Pero también mis tíos, los hermanos de mi madre, quienes seguramente pondrán en la mesa un panetón de marca novedosa, un vino tinto que complemente el primer brindis o un pisquito casero para asentar la cena.

Y conforme lleguemos a la gran casa, se nos fijará una tarea: unos apoyaremos en la cocina; otro grupo, acondicionará la mesa; otros más, lavarán la cristalería que estuvo sin usarse casi todo el año; y otros tendrán a cargo poner en el equipo de sonido los invariables villancicos.

Una tarea para cada quién, de acuerdo a su edad, según sus habilidades.

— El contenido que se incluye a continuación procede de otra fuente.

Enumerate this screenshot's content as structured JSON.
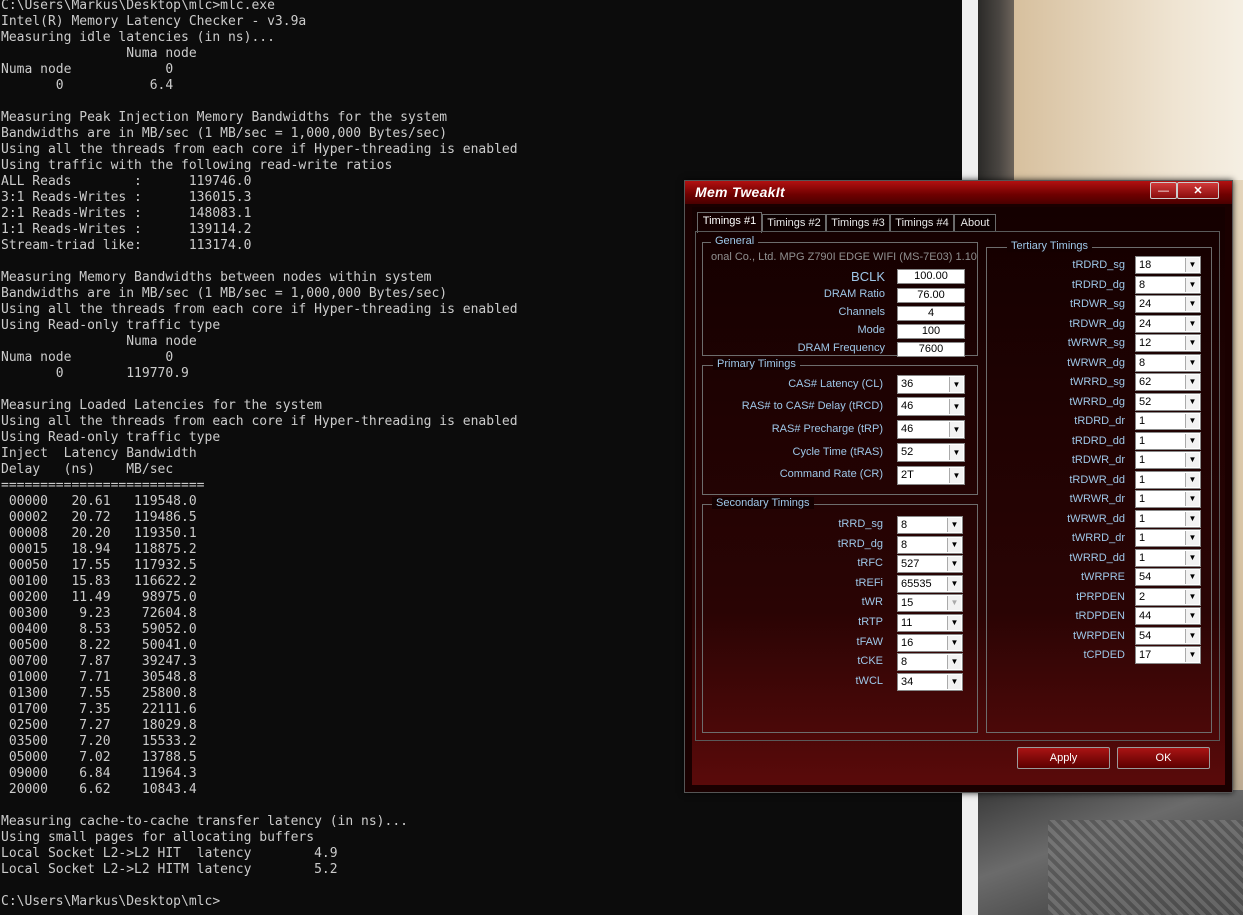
{
  "console": {
    "lines": [
      "C:\\Users\\Markus\\Desktop\\mlc>mlc.exe",
      "Intel(R) Memory Latency Checker - v3.9a",
      "Measuring idle latencies (in ns)...",
      "                Numa node",
      "Numa node            0",
      "       0           6.4",
      "",
      "Measuring Peak Injection Memory Bandwidths for the system",
      "Bandwidths are in MB/sec (1 MB/sec = 1,000,000 Bytes/sec)",
      "Using all the threads from each core if Hyper-threading is enabled",
      "Using traffic with the following read-write ratios",
      "ALL Reads        :      119746.0",
      "3:1 Reads-Writes :      136015.3",
      "2:1 Reads-Writes :      148083.1",
      "1:1 Reads-Writes :      139114.2",
      "Stream-triad like:      113174.0",
      "",
      "Measuring Memory Bandwidths between nodes within system",
      "Bandwidths are in MB/sec (1 MB/sec = 1,000,000 Bytes/sec)",
      "Using all the threads from each core if Hyper-threading is enabled",
      "Using Read-only traffic type",
      "                Numa node",
      "Numa node            0",
      "       0        119770.9",
      "",
      "Measuring Loaded Latencies for the system",
      "Using all the threads from each core if Hyper-threading is enabled",
      "Using Read-only traffic type",
      "Inject  Latency Bandwidth",
      "Delay   (ns)    MB/sec",
      "==========================",
      " 00000   20.61   119548.0",
      " 00002   20.72   119486.5",
      " 00008   20.20   119350.1",
      " 00015   18.94   118875.2",
      " 00050   17.55   117932.5",
      " 00100   15.83   116622.2",
      " 00200   11.49    98975.0",
      " 00300    9.23    72604.8",
      " 00400    8.53    59052.0",
      " 00500    8.22    50041.0",
      " 00700    7.87    39247.3",
      " 01000    7.71    30548.8",
      " 01300    7.55    25800.8",
      " 01700    7.35    22111.6",
      " 02500    7.27    18029.8",
      " 03500    7.20    15533.2",
      " 05000    7.02    13788.5",
      " 09000    6.84    11964.3",
      " 20000    6.62    10843.4",
      "",
      "Measuring cache-to-cache transfer latency (in ns)...",
      "Using small pages for allocating buffers",
      "Local Socket L2->L2 HIT  latency        4.9",
      "Local Socket L2->L2 HITM latency        5.2",
      "",
      "C:\\Users\\Markus\\Desktop\\mlc>"
    ]
  },
  "dialog": {
    "title": "Mem TweakIt",
    "min_label": "—",
    "close_label": "✕",
    "tabs": [
      "Timings #1",
      "Timings #2",
      "Timings #3",
      "Timings #4",
      "About"
    ],
    "apply_label": "Apply",
    "ok_label": "OK"
  },
  "general": {
    "title": "General",
    "board": "onal Co., Ltd. MPG Z790I EDGE WIFI (MS-7E03) 1.10",
    "bclk_label": "BCLK",
    "bclk": "100.00",
    "ratio_label": "DRAM Ratio",
    "ratio": "76.00",
    "channels_label": "Channels",
    "channels": "4",
    "mode_label": "Mode",
    "mode": "100",
    "freq_label": "DRAM Frequency",
    "freq": "7600"
  },
  "primary": {
    "title": "Primary Timings",
    "items": [
      {
        "label": "CAS# Latency (CL)",
        "value": "36"
      },
      {
        "label": "RAS# to CAS# Delay (tRCD)",
        "value": "46"
      },
      {
        "label": "RAS# Precharge (tRP)",
        "value": "46"
      },
      {
        "label": "Cycle Time (tRAS)",
        "value": "52"
      },
      {
        "label": "Command Rate (CR)",
        "value": "2T"
      }
    ]
  },
  "secondary": {
    "title": "Secondary Timings",
    "items": [
      {
        "label": "tRRD_sg",
        "value": "8"
      },
      {
        "label": "tRRD_dg",
        "value": "8"
      },
      {
        "label": "tRFC",
        "value": "527"
      },
      {
        "label": "tREFi",
        "value": "65535"
      },
      {
        "label": "tWR",
        "value": "15"
      },
      {
        "label": "tRTP",
        "value": "11"
      },
      {
        "label": "tFAW",
        "value": "16"
      },
      {
        "label": "tCKE",
        "value": "8"
      },
      {
        "label": "tWCL",
        "value": "34"
      }
    ]
  },
  "tertiary": {
    "title": "Tertiary Timings",
    "items": [
      {
        "label": "tRDRD_sg",
        "value": "18"
      },
      {
        "label": "tRDRD_dg",
        "value": "8"
      },
      {
        "label": "tRDWR_sg",
        "value": "24"
      },
      {
        "label": "tRDWR_dg",
        "value": "24"
      },
      {
        "label": "tWRWR_sg",
        "value": "12"
      },
      {
        "label": "tWRWR_dg",
        "value": "8"
      },
      {
        "label": "tWRRD_sg",
        "value": "62"
      },
      {
        "label": "tWRRD_dg",
        "value": "52"
      },
      {
        "label": "tRDRD_dr",
        "value": "1"
      },
      {
        "label": "tRDRD_dd",
        "value": "1"
      },
      {
        "label": "tRDWR_dr",
        "value": "1"
      },
      {
        "label": "tRDWR_dd",
        "value": "1"
      },
      {
        "label": "tWRWR_dr",
        "value": "1"
      },
      {
        "label": "tWRWR_dd",
        "value": "1"
      },
      {
        "label": "tWRRD_dr",
        "value": "1"
      },
      {
        "label": "tWRRD_dd",
        "value": "1"
      },
      {
        "label": "tWRPRE",
        "value": "54"
      },
      {
        "label": "tPRPDEN",
        "value": "2"
      },
      {
        "label": "tRDPDEN",
        "value": "44"
      },
      {
        "label": "tWRPDEN",
        "value": "54"
      },
      {
        "label": "tCPDED",
        "value": "17"
      }
    ]
  },
  "icons": {
    "dropdown": "chevron-down-icon"
  }
}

Y si ese año arriba alguien desde el extranjero, una hija desde España, algún sobrino de Argentina o un nieto de los Estados Unidos, el reencuentro será memorable pues aquello será como el retorno del hijo pródigo a quien hay que agasajar el doble, pues “estuvo perdido y lo hemos encontrado”.

Llegarán las 12 de la noche, nos abrazaremos igual que en misa cuando deseamos que la paz esté en nuestros corazones; alguien subirá el volumen del equipo de sonido, Los Toribianitos se desgañitarán diciendo que “una pandereta suena”, y uno de nosotros correrá a destapar al Niño Jesús en el pequeño Nacimiento levantado en una esquina de la sala.

Entonces nos sentaremos alrededor de la enorme mesa para reafirmar nuestros sentimientos, para reconciliarnos con la vida y prometernos en silencio que este amor filial nos mantendrá unidos siempre.

Me voy a Chimbote, a abrazar a mi familia, alrededor de esa gran mesa que espero todo el año para alimentarme de amor, y para reforzar en el corazón de mis hijos esta tradición que los convierta –poco a poco– en mejores seres humanos.